Shares Reissued from Treasury Stock

For the years ended December 31, 2018, 2017 and 2016 the Company reissued 3 million shares, 2 million shares and 2 million shares, respectively, from treasury stock for shares issued under the ESPP and stock option plans.

Redeemable Noncontrolling Interest

In connection with the sale of an 18.9% noncontrolling interest in a subsidiary to UMass Memorial Medical Center ("UMass") on July 1, 2015, the Company granted UMass the right to require the Company to purchase all of its interest in the subsidiary at fair value commencing July 1, 2020. The subsidiary performs diagnostic information services in a defined territory within the state of Massachusetts.

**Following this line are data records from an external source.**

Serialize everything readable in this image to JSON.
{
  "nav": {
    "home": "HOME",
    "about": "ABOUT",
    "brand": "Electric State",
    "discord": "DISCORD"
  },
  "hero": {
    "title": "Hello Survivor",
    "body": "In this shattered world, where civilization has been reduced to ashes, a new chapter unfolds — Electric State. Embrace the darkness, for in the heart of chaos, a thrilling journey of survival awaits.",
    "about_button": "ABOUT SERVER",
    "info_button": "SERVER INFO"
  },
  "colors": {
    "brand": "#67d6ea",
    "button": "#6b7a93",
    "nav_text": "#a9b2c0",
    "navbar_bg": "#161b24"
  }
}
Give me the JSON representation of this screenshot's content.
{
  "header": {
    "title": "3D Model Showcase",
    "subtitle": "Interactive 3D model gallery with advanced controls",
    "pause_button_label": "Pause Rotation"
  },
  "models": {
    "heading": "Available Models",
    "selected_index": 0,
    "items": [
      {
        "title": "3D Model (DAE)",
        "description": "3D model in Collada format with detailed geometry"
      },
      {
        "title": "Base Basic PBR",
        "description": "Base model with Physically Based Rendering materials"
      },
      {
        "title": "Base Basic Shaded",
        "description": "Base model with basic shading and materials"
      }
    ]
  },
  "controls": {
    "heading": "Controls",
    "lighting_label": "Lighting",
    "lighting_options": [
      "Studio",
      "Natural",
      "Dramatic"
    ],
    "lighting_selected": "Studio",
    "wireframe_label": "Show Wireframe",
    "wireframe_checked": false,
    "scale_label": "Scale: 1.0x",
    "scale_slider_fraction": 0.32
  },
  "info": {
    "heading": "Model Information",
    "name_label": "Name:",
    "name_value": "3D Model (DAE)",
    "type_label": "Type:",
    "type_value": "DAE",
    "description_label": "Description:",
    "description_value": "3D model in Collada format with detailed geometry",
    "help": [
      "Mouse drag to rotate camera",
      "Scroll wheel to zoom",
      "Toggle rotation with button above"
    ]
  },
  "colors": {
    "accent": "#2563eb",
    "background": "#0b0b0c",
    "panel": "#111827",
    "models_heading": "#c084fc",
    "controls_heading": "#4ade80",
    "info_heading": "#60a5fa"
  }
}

Since the redemption of the noncontrolling interest is outside of the Company's control, it has been presented outside of stockholders' equity at the greater of its carrying amount or its fair value. The Company records changes in the fair value of the noncontrolling interest immediately as they occur. As of December 31, 2018 and 2017, the redeemable noncontrolling interest was $77 million and $80 million, respectively, and was presented at its fair value. The fair value measurement of the redeemable noncontrolling interest is classified within Level 3 of the fair value hierarchy because the fair value is based on a discounted cash flow analysis that takes into account, among other items, the Company's expected future cash flows, long term growth rates, and a discount rate commensurate with economic risk.